I have dealt with this issue on this blog before, but perhaps it’s worth restating.

First, where does Johnson come up with the implied contract? I don’t see it. Couldn’t it just as easily be that there’s no implied contract.

Second, and more important, let’s say there is an implied contract. It is implied only if the business does not address the issue. That is, the only way to conclude that there is an implied contract is if the business does not specifically say that it will refuse to serve certain people. If the business makes that statement, one can hardly imply a contract that contradicts that statement.

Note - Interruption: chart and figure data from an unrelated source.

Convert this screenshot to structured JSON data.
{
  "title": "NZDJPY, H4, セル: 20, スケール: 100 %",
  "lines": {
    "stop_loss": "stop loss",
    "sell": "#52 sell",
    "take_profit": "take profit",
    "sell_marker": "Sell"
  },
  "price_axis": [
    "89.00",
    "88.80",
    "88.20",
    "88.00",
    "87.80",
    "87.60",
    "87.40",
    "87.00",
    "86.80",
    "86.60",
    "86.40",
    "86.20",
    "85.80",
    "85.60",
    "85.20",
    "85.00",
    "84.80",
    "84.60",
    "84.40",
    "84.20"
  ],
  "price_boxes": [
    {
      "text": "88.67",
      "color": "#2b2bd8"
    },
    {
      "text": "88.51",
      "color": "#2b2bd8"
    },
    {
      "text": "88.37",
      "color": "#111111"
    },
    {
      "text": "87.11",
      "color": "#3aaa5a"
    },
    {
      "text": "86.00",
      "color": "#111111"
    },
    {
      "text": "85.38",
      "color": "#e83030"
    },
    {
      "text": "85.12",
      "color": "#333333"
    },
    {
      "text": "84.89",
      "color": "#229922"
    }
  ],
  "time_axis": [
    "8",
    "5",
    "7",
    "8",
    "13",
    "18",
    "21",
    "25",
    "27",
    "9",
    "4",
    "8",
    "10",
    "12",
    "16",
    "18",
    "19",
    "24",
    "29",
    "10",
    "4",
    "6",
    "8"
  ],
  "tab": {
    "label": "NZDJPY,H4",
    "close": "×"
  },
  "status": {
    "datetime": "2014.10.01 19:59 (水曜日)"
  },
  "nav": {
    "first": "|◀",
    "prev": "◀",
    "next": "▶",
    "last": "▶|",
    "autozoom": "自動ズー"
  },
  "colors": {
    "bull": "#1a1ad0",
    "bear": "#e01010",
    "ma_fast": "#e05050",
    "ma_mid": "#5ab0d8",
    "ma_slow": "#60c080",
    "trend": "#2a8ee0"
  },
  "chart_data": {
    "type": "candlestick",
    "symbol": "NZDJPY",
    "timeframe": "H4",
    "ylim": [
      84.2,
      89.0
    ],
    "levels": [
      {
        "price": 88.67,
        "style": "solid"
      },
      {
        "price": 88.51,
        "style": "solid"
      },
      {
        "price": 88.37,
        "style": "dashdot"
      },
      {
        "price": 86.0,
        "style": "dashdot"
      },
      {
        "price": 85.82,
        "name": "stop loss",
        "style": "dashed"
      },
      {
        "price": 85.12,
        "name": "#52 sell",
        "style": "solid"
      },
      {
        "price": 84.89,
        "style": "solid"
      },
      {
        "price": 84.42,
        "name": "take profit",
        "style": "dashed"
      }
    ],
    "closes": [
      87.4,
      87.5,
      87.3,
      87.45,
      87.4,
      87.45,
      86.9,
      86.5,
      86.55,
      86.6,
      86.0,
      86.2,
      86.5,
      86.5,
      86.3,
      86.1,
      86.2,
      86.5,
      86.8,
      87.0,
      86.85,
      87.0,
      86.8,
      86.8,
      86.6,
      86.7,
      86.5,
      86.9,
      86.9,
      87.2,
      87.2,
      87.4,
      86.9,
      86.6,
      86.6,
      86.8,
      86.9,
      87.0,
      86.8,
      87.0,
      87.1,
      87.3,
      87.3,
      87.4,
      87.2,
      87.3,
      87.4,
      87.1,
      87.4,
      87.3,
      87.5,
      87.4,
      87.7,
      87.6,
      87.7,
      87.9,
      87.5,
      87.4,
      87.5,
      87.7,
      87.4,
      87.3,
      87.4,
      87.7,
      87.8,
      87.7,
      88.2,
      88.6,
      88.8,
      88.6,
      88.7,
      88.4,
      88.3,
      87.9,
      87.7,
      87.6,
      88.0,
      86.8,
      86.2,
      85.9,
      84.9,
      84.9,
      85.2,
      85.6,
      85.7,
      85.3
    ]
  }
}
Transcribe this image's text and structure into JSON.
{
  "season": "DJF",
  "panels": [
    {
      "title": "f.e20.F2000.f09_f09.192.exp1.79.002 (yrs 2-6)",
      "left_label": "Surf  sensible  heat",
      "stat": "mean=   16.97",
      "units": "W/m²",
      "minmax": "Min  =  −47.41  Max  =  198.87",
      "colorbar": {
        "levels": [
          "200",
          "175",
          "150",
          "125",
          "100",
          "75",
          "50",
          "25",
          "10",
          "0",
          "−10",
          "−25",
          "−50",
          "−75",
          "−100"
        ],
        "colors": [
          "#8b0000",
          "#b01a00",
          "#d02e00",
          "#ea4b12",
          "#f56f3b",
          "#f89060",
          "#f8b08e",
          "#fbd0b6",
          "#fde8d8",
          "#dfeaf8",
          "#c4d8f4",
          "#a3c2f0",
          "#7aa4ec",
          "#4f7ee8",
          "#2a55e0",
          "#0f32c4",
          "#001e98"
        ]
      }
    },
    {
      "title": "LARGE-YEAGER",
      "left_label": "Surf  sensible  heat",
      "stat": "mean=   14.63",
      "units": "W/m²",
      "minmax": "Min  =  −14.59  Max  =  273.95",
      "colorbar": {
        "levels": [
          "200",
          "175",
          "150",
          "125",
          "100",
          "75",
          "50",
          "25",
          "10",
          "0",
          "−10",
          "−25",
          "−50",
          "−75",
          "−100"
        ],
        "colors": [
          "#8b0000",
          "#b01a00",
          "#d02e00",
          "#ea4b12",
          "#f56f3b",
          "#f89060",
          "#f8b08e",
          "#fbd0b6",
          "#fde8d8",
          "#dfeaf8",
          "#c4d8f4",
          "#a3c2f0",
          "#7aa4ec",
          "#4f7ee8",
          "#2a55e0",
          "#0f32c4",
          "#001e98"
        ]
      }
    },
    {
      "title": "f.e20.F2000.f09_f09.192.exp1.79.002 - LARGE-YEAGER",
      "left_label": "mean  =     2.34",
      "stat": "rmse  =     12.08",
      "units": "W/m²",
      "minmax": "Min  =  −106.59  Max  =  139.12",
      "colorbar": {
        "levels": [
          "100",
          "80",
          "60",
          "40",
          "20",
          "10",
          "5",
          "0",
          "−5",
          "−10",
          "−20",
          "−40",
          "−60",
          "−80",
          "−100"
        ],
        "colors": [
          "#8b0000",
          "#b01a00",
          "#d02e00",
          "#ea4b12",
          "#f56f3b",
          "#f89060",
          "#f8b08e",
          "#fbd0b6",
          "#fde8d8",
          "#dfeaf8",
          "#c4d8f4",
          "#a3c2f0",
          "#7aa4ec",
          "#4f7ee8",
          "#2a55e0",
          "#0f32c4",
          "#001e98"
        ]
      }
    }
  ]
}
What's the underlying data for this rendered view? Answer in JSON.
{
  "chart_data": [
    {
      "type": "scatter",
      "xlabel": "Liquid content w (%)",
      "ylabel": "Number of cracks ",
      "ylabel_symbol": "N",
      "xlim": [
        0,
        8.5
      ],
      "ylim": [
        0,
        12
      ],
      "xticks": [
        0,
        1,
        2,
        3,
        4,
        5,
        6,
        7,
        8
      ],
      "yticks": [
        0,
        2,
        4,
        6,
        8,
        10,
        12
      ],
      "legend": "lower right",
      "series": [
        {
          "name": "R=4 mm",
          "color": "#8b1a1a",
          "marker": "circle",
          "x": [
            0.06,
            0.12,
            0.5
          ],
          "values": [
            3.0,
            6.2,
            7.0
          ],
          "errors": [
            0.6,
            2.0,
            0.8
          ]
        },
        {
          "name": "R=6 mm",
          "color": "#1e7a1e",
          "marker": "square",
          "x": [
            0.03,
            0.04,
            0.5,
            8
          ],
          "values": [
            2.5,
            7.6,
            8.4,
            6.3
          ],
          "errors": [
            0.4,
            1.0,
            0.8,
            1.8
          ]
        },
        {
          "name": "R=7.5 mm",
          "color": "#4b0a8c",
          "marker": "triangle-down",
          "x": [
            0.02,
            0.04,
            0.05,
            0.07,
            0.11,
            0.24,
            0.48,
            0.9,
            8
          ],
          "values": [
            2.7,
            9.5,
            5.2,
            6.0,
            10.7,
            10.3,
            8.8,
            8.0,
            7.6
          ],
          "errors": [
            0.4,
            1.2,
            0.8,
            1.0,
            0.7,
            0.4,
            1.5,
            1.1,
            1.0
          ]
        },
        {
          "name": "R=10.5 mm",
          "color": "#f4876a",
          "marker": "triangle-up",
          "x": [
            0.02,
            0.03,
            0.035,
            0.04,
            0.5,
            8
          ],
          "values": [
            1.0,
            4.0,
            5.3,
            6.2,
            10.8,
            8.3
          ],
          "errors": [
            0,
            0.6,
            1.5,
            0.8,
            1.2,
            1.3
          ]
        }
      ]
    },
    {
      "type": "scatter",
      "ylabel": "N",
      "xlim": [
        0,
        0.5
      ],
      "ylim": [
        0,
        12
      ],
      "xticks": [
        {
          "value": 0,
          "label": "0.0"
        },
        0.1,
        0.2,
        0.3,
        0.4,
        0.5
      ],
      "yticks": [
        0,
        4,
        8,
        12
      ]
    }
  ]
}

As I wrote when I challenged economist Michael Munger’s similar claim about public accommodation:

On the other hand, there is a way out of the apparent “implied contract.” That way is to make the implied contract the default. That is, unless the business states differently, there is an implied contract. I don’t think that’s as good as my solution of complete freedom of association, but it’s not terrible. Then a business can say, “We reserve the right not to deal with heterosexuals” or “we reserve the right not to deal with homosexuals” or “we reserve the right not to deal with black people” or “we reserve the right not to deal with people who hate black people.” That business would then take the risk of losing customers who disagree. And so be it.

By the way, a lively debate, and one of the better ones on this blog, ensued.

So my question to Gary Johnson is this:
My solution seems to accommodate your idea of an implied contract while still protecting the rights of people who feel strongly about whom they want to do business with. What do you think of it?

Johnson also raises a new issue at the end of the quoted comment, one that is much broader than the issue of freedom of association. Recall that he writes:

Further, when that business voluntarily opens its doors, the owners voluntarily agree to adhere to applicable laws and regulations — whether they like those laws or not.

I don’t get the “voluntarily agree” part. When a business opens its doors, it has to adhere to applicable laws and regulations. I get that. But “voluntarily agree?” Where does that come from?

Notice also what his reasoning would imply about a different era. In many parts of the South, before the Civil Rights Act, businesses were forced to discriminate on racial grounds. Streetcar companies were a famous example. In South Africa during Apartheid, the government made it difficult for mining companies to hire black people. Were Johnson to follow his own reasoning, he would need to claim that businesses in the South and mining companies in South Africa “voluntarily agreed” to discriminate. Would Johnson follow his own reasoning?